Simsek is the editorial manager for "Contemporary Law and Society" magazine, the publication of the Contemporary Lawyers Association (CHD) Istanbul Branch.

Besikci wrote an article for the magazine entitled "The right of nations to self determination and the Kurds". At the 12 November hearing, the prosecutor alleged that Besikci wrote the word "Qandil" with a "q" instead of a "k". Qandil Mountain is the location of the PKK's base in northern Iraq. The Kurdish alphabet includes the letter "q", but it does not exist in the Turkish alphabet. The prosecutor alleged that there was an "element of crime" in the writing of the word "Qandil" with a "q" in Turkish.

In his defence, Besikci stated that the government was taking steps towards the Kurdish initiative at the time he wrote the article. "The writing is not propaganda, but rather contains legitimate scientific terms," he said.

Both of the defendants, who are not being held in detention, face up to seven and a half years in jail. Simsek claimed in his defence that "the article we asked for from our teacher (Besikci) for our issue, which happened to be published during the time of discussion of the Kurdish initiative, is a sociological and scientific article."

Defence lawyer Taylan Tanay commented on the prosecutor's approach, saying, "Does he write New York with a "v" ("w" is not part of the Turkish alphabet either)? So you should seize all keyboards with the letter "q". The word 'Kurdish' is written with a small 'k' in the prosecutor's final plea. I hope this is a revision mistake. You cannot disparage the Kurdish language by writing it with a small 'k'. Regardless of what the prosecutor wants or whether the honoured court will decide for punishment, this language has been spoken for a thousand years."

Joint attorney Levent Kanat indicated, "Even though a Kurdish television channel is broadcasting in Turkey, the letter "q" is being assessed as an element of crime."

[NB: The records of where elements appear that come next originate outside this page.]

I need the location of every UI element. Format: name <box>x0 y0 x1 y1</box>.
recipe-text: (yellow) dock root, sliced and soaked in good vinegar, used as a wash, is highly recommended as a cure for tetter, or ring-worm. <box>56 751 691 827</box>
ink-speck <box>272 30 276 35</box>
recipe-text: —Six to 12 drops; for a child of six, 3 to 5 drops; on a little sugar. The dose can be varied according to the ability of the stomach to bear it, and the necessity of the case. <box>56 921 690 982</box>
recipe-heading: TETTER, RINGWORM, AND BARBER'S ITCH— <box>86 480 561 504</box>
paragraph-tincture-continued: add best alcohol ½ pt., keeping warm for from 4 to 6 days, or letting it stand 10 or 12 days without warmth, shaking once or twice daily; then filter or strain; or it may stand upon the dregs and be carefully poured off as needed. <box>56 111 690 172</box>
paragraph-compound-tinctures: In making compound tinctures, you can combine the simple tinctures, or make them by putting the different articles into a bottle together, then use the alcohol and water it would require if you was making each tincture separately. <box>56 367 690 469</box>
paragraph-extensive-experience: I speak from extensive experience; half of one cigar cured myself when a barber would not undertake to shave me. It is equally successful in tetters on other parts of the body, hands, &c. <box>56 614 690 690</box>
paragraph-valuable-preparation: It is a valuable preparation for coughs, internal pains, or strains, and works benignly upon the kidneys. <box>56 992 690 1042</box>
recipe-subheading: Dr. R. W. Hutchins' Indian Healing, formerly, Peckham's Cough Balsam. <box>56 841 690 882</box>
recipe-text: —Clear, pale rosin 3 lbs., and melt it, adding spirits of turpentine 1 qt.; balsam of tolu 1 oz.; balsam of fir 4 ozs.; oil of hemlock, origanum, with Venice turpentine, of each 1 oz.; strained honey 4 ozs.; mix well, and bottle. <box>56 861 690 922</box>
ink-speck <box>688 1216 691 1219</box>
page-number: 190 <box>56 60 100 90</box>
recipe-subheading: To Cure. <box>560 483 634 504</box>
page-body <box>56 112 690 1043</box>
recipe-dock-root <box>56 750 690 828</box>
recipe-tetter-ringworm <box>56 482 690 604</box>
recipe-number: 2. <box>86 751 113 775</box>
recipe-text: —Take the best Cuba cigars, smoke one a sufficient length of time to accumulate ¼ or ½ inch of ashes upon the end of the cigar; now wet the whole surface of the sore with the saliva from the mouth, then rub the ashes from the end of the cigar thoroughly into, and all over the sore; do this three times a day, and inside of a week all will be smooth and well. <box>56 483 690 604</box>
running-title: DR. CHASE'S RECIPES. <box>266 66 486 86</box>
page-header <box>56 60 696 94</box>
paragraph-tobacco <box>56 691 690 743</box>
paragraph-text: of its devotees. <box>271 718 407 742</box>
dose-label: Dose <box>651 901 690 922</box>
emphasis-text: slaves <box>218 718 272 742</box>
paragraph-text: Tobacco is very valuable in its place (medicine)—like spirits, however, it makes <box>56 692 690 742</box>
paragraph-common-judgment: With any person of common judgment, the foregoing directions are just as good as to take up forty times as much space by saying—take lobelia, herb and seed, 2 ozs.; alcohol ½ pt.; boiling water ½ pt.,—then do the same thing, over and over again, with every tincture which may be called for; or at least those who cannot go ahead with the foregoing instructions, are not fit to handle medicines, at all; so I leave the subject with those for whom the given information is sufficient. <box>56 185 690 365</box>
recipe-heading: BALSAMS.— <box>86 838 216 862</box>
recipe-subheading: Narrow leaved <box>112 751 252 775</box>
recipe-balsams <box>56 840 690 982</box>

Both defendants were represented by more than 50 lawyers, including Fethiye Cetin, the lawyer for the family of slain Turkish-Armenian journalist Hrant Dink, and Kemal Aytac, the lawyer for the Armenian "Agos" newspaper, which Dink founded and for which he was editor-in-chief. The hearing was monitored by Peace and Democracy Party Deputy Ufuk Uras, author and interpreter Muhsin Kizilkaya, writer Temel Demirer, director Cagan Demirel, the Freedom for Journalists Platform, Ahmet Abakay, president of the Contemporary Journalists Association (CGD) and Ferai Tinc, of the International Press Institute. Upon the lawyers' request for additional time, the case was postponed to 4 March 2011.

Members of the Ankara Initiative for Freedom of Thought posted a banner in front of the courthouse reading "Ismail Besikci is our conscience. We will not allow our conscience to be silenced."

The trial was opened on 11 May 2010. In the article in question, Besikci stated, "The Kurds pay the price for a 200-year struggle for freedom and for a free fatherland. (. . .) Syria, Iran and Turkey govern the Kurds with oppression and cruelty. (. . .) The resistance against this oppression and cruelty appears to be a legitimate right."